Chapter 137: Diseases of the Pleura


Pleural effusion is defined as excess fluid accumulation in the pleural space. Pleural effusions are typically detected by chest imaging (radiograph or CT); chest ultrasound can guide thoracentesis procedures. The two major classes of pleural effusions are transudates, which are caused by systemic influences on pleural fluid formation or resorption, and exudates, which are caused by local influences on pleural fluid formation and resorption. Common causes of transudative effusions are left ventricular heart failure, cirrhosis, and nephrotic syndrome. Common causes of exudative effusions are bacterial pneumonia, malignancy, viral infection, and pulmonary embolism. A more comprehensive list of the etiologies of transudative and exudative pleural effusions is provided in Table 137-1. Additional diagnostic procedures are indicated with exudative effusions to define the cause of the local disease.
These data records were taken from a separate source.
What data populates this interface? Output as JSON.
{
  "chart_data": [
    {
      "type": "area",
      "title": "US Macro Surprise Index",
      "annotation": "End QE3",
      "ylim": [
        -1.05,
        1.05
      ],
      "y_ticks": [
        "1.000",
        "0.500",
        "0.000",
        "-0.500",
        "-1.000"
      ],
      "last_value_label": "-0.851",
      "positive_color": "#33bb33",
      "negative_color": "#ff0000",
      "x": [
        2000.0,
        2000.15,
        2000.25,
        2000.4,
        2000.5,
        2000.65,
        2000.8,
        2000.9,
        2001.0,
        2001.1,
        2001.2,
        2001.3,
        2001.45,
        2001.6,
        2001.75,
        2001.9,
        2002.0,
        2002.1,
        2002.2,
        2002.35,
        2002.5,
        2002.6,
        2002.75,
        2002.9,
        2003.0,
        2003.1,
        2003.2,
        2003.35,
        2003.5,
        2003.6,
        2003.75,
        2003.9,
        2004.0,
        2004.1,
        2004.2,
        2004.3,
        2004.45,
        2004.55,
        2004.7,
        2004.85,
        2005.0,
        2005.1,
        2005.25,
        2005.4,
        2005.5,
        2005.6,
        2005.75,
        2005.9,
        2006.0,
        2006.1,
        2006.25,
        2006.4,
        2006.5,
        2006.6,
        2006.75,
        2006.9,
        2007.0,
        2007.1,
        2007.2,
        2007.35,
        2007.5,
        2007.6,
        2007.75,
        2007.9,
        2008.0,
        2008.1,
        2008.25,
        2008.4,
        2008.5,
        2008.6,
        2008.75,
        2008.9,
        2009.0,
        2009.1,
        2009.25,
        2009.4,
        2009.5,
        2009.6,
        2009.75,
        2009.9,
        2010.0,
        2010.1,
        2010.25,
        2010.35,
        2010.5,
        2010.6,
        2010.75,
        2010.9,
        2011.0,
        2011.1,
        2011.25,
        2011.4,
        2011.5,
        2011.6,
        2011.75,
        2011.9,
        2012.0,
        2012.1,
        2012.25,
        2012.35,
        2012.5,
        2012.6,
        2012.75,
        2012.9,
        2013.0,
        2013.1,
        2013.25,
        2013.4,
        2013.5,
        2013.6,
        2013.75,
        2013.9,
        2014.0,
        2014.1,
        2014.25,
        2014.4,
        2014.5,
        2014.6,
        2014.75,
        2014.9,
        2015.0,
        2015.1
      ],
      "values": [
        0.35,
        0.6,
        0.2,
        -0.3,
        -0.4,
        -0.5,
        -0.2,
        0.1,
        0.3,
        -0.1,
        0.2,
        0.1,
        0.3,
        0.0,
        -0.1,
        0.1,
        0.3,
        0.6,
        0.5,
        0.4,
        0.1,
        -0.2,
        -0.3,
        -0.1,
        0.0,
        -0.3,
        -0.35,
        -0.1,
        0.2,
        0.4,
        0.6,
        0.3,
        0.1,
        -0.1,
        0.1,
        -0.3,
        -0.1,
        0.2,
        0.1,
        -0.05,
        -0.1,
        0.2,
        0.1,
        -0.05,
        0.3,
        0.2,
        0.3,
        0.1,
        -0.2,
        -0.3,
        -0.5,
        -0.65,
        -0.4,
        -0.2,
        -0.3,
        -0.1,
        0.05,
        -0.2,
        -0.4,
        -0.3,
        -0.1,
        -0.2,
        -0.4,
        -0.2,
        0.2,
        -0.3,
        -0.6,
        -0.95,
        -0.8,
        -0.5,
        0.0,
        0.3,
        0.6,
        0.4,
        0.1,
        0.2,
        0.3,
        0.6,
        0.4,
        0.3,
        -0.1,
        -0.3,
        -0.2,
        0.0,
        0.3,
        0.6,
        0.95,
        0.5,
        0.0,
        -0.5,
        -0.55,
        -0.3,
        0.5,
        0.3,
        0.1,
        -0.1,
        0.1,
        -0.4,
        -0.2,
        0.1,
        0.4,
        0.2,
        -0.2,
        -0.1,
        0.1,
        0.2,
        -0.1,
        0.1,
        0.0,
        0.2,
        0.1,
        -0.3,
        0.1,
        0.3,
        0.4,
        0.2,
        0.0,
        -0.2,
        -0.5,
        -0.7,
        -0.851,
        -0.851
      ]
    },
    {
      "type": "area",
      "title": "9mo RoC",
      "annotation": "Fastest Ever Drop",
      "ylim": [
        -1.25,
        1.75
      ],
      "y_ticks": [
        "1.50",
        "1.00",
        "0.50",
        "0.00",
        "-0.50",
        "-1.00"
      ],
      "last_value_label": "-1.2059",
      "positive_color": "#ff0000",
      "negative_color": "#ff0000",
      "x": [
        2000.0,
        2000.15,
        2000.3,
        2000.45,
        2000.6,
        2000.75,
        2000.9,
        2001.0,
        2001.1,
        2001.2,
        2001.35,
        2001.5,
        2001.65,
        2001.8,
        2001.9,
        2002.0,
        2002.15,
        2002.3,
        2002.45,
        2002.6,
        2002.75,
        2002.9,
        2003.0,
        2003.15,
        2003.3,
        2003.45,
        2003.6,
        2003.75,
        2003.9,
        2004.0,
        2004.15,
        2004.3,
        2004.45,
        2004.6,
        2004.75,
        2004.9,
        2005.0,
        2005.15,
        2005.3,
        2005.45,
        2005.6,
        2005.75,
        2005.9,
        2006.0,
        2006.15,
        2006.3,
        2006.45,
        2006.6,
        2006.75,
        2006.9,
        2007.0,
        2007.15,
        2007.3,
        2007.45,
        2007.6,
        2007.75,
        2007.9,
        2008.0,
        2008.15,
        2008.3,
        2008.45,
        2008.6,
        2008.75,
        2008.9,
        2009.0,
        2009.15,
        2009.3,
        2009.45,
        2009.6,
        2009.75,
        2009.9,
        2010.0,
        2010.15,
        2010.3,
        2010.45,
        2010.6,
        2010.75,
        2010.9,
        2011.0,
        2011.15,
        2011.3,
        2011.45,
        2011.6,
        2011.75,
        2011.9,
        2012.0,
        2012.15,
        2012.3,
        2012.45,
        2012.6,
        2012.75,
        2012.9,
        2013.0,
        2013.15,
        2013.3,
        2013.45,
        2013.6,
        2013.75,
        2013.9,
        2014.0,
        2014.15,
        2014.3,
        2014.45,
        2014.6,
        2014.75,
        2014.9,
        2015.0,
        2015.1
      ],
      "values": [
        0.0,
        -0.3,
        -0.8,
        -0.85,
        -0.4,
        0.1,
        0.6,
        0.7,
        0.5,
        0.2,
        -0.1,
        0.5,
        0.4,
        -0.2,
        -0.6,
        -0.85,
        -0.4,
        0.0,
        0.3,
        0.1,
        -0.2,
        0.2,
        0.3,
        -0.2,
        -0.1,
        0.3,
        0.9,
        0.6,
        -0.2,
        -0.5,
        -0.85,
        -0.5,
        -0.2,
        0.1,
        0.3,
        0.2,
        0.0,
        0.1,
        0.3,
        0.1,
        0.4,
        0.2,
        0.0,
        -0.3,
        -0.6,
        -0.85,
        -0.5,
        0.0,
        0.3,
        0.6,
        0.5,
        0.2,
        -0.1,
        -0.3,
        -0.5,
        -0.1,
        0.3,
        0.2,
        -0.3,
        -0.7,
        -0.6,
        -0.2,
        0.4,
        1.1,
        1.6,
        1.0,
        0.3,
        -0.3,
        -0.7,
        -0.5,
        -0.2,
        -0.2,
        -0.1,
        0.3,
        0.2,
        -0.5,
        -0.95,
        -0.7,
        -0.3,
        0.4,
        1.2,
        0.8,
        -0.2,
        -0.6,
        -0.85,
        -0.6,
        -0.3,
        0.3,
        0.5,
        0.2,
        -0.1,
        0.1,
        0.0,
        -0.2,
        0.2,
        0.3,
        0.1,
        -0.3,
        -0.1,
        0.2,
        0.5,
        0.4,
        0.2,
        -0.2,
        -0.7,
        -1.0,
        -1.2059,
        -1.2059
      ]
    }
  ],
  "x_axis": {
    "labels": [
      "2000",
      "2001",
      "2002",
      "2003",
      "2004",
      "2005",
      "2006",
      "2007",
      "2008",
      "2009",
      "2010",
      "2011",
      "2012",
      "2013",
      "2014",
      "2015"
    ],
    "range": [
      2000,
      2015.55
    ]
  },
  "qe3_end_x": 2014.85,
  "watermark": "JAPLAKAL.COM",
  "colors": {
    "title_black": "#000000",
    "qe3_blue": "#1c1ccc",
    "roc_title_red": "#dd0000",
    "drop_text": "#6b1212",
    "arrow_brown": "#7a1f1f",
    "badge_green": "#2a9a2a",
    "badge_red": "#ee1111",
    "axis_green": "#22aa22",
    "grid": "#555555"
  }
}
TABLE 137-1: Differential Diagnoses of Pleural Effusions

Transudative Pleural Effusions

  1. Congestive heart failure
  2. Cirrhosis
  3. Nephrotic syndrome
  4. Peritoneal dialysis
  5. Superior vena cava obstruction
  6. Myxedema
  7. Urinothorax

Exudative Pleural Effusions

  1. Neoplastic diseases
    1. Metastatic disease
    2. Mesothelioma
  2. Infectious diseases
    1. Bacterial infections
    2. Tuberculosis
    3. Fungal infections
    4. Viral infections
    5. Parasitic infections
  3. Pulmonary embolism
  4. Gastrointestinal disease
    1. Esophageal perforation
    2. Pancreatic disease
    3. Intraabdominal abscess
    4. Diaphragmatic hernia
    5. After abdominal surgery
    6. Endoscopic variceal sclerotherapy
    7. After liver transplant
  5. Collagen-vascular diseases
    1. Rheumatoid pleuritis
    2. Systemic lupus erythematosus
    3. Drug-induced lupus
    4. Sjögren syndrome
    5. Granulomatosis with polyangiitis (Wegener’s)
    6. Churg-Strauss syndrome
  6. Post-coronary artery bypass surgery
  7. Asbestos exposure
  8. Sarcoidosis
  9. Uremia
  10. Meigs’ syndrome
  11. Yellow nail syndrome
  12. Drug-induced pleural disease
    1. Nitrofurantoin
    2. Dantrolene
    3. Methysergide
    4. Bromocriptine
    5. Procarbazine
    6. Amiodarone
    7. Dasatinib
  13. Trapped lung
  14. Radiation therapy
  15. Post-cardiac injury syndrome
  16. Hemothorax
  17. Iatrogenic injury
  18. Ovarian hyperstimulation syndrome
  19. Pericardial disease
  20. Chylothorax

Exudates fulfill at least one of the following three criteria: high pleural fluid/serum protein ratio (>0.5), pleural fluid lactate dehydrogenase (LDH) greater than two-thirds of the laboratory normal upper limit for serum LDH, or pleural/serum LDH ratio >0.6. Transudative effusions typically do not meet any of these criteria. However, these criteria misidentify about 25% of transudates as exudates. For exudative effusions, pleural fluid should also be tested for pH, glucose, white blood cell count with differential, microbiologic studies, and cytology. An algorithm for determining the etiology of a pleural effusion is presented in Fig. 137-1.

FIGURE 137-1
Approach to the diagnosis of pleural effusions. CHF, congestive heart failure; CT, computed tomography; LDH, lactate dehydrogenase; PE, pulmonary embolism; PF, pleural fluid; TB, tuberculosis.